如果一個LLM正在為其他LLM撰寫財務發言,為什麼它會説這個季度“令人失望”?每個季度總是強勁的。從《華爾街日報》:
在最近的幾個季度,Skechers使用了一種人工智能工具來查看最近的財務評論是否與品牌的預期信息一致,首席財務官約翰·範德莫爾説。
這一舉措旨在評估投資者的人工智能工具——他們可能用來消化財報,而不是實際收聽電話會議或閲讀公司材料——是否會反饋出Skechers所期望的相同關鍵信息,他説。
“現實是,很多投資者會傾向於使用這樣的工具,”範德莫爾説。“所以我們希望確保在準備和傳遞信息時,如果它們經過這種分析……反饋的內容與我們試圖傳達的信息目標一致。”

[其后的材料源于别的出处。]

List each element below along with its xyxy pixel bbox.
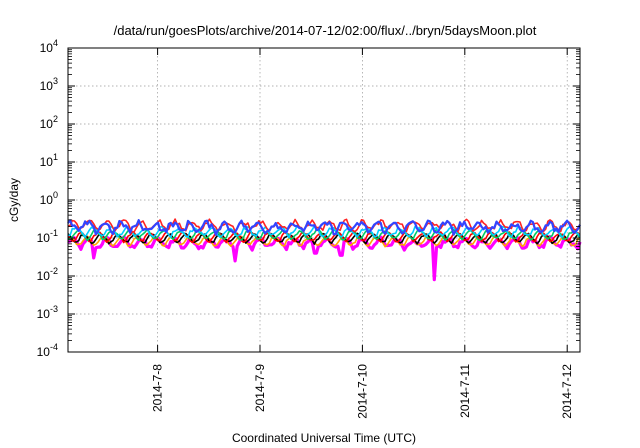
y-tick-base: 10 <box>37 231 51 245</box>
y-tick-exponent: 4 <box>53 38 58 48</box>
grid <box>68 48 580 352</box>
y-tick-label: 103 <box>40 76 58 93</box>
x-tick-label: 2014-7-9 <box>253 364 267 412</box>
y-tick-exponent: -3 <box>50 304 58 314</box>
chart-title: /data/run/goesPlots/archive/2014-07-12/0… <box>114 23 537 38</box>
y-tick-exponent: 0 <box>53 190 58 200</box>
y-tick-base: 10 <box>37 269 51 283</box>
y-tick-exponent: 1 <box>53 152 58 162</box>
series-line <box>67 225 581 239</box>
x-tick-label: 2014-7-10 <box>355 364 369 419</box>
x-tick-label: 2014-7-8 <box>151 364 165 412</box>
y-tick-base: 10 <box>40 41 54 55</box>
y-tick-base: 10 <box>37 345 51 359</box>
y-tick-exponent: 2 <box>53 114 58 124</box>
y-tick-label: 100 <box>40 190 58 207</box>
y-tick-base: 10 <box>40 155 54 169</box>
y-tick-label: 104 <box>40 38 58 55</box>
y-tick-label: 10-4 <box>37 342 58 359</box>
x-tick-label: 2014-7-11 <box>458 364 472 418</box>
series-fill-edge <box>67 236 581 280</box>
y-tick-exponent: 3 <box>53 76 58 86</box>
y-tick-base: 10 <box>40 193 54 207</box>
series-group <box>67 218 582 282</box>
series-line <box>67 219 581 236</box>
x-tick-label: 2014-7-12 <box>560 364 574 419</box>
y-tick-label: 10-1 <box>37 228 58 245</box>
y-tick-base: 10 <box>40 117 54 131</box>
x-axis-label: Coordinated Universal Time (UTC) <box>232 431 416 445</box>
y-axis-label: cGy/day <box>7 178 21 222</box>
y-tick-exponent: -1 <box>50 228 58 238</box>
y-tick-exponent: -2 <box>50 266 58 276</box>
y-tick-base: 10 <box>40 79 54 93</box>
y-tick-label: 101 <box>40 152 58 169</box>
y-tick-label: 102 <box>40 114 58 131</box>
y-tick-label: 10-3 <box>37 304 58 321</box>
y-tick-label: 10-2 <box>37 266 58 283</box>
y-tick-base: 10 <box>37 307 51 321</box>
series-line <box>67 228 581 242</box>
y-tick-exponent: -4 <box>50 342 58 352</box>
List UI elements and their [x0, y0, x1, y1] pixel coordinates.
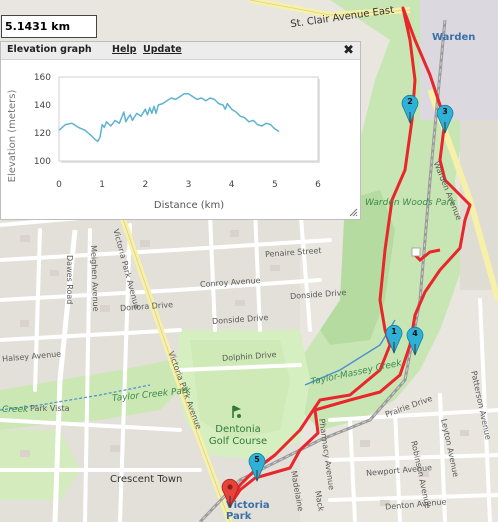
- chart-x-axis-label: Distance (km): [154, 200, 224, 211]
- waypoint-marker-3[interactable]: 3: [436, 104, 454, 138]
- chart-plot-area: [58, 76, 319, 162]
- y-tick-label: 100: [34, 157, 51, 167]
- chart-y-ticks: 100 120 140 160: [34, 73, 51, 167]
- x-tick-label: 0: [56, 180, 62, 190]
- y-tick-label: 160: [34, 73, 51, 83]
- update-link[interactable]: Update: [143, 44, 182, 55]
- x-tick-label: 5: [272, 180, 278, 190]
- x-tick-label: 3: [186, 180, 192, 190]
- panel-header[interactable]: Elevation graph Help Update ✖: [1, 42, 360, 60]
- start-marker[interactable]: [221, 478, 239, 512]
- x-tick-label: 2: [142, 180, 148, 190]
- map-pin-icon: [436, 105, 454, 135]
- map-pin-icon: [248, 453, 266, 483]
- close-icon[interactable]: ✖: [343, 43, 354, 58]
- panel-title: Elevation graph: [7, 44, 92, 55]
- waypoint-label-4: 4: [412, 329, 418, 338]
- elevation-chart: 100 120 140 160 0 1 2 3 4 5 6 Distance (km) Eleva…: [7, 73, 321, 211]
- chart-frame: [58, 76, 320, 163]
- x-tick-label: 1: [99, 180, 105, 190]
- y-tick-label: 140: [34, 101, 51, 111]
- elevation-graph-panel: Elevation graph Help Update ✖ 100 120 140 1…: [0, 41, 361, 220]
- waypoint-marker-4[interactable]: 4: [406, 326, 424, 360]
- help-link[interactable]: Help: [112, 44, 137, 55]
- map-pin-icon: [406, 327, 424, 357]
- resize-grip-icon[interactable]: [349, 208, 358, 217]
- waypoint-marker-5[interactable]: 5: [248, 452, 266, 486]
- chart-y-axis-label: Elevation (meters): [7, 90, 18, 183]
- map-pin-icon: [401, 95, 419, 125]
- route-line: [228, 6, 472, 507]
- waypoint-marker-2[interactable]: 2: [401, 94, 419, 128]
- distance-readout: 5.1431 km: [1, 15, 97, 38]
- map-pin-icon: [385, 325, 403, 355]
- waypoint-label-3: 3: [442, 107, 448, 116]
- chart-series: [58, 93, 280, 143]
- waypoint-marker-1[interactable]: 1: [385, 324, 403, 358]
- waypoint-label-2: 2: [407, 97, 413, 106]
- start-pin-icon: [221, 479, 239, 509]
- chart-x-ticks: 0 1 2 3 4 5 6: [56, 180, 321, 190]
- waypoint-label-1: 1: [391, 327, 397, 336]
- elevation-series-line: [58, 93, 280, 143]
- x-tick-label: 6: [315, 180, 321, 190]
- x-tick-label: 4: [229, 180, 235, 190]
- y-tick-label: 120: [34, 129, 51, 139]
- golf-icon: [232, 405, 242, 418]
- waypoint-label-5: 5: [254, 455, 260, 464]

“我們使用人工智能來告訴我們,投資者使用的人工智能是否會告訴他們我們希望它告訴他們的內容。”這似乎非常間接。而且:
生成性人工智能還可以讀取高管在財報中準備的聲明的和聲,評估它們是樂觀的、悲觀的還是更為中性的,商業報告軟件提供商Workiva的副總裁Steve Soter表示。
“首席財務官是擔憂還是樂觀,這是否能給出未來公司業績將如何的某種指示?”Soter説,描述了人工智能在發佈之前可能捕捉到的某些無意信息。
如果首席財務官有一個可以從“擔憂”轉到“樂觀”的旋鈕,那將會很有趣,人工智能會微調語言,以確保這些言論傳達給閲讀它的人工智能適當的擔憂/樂觀程度。然而在實踐中,你可能總是會將模糊的語調旋鈕設置為“樂觀”,因為這正是閲讀它的人工智能所希望的。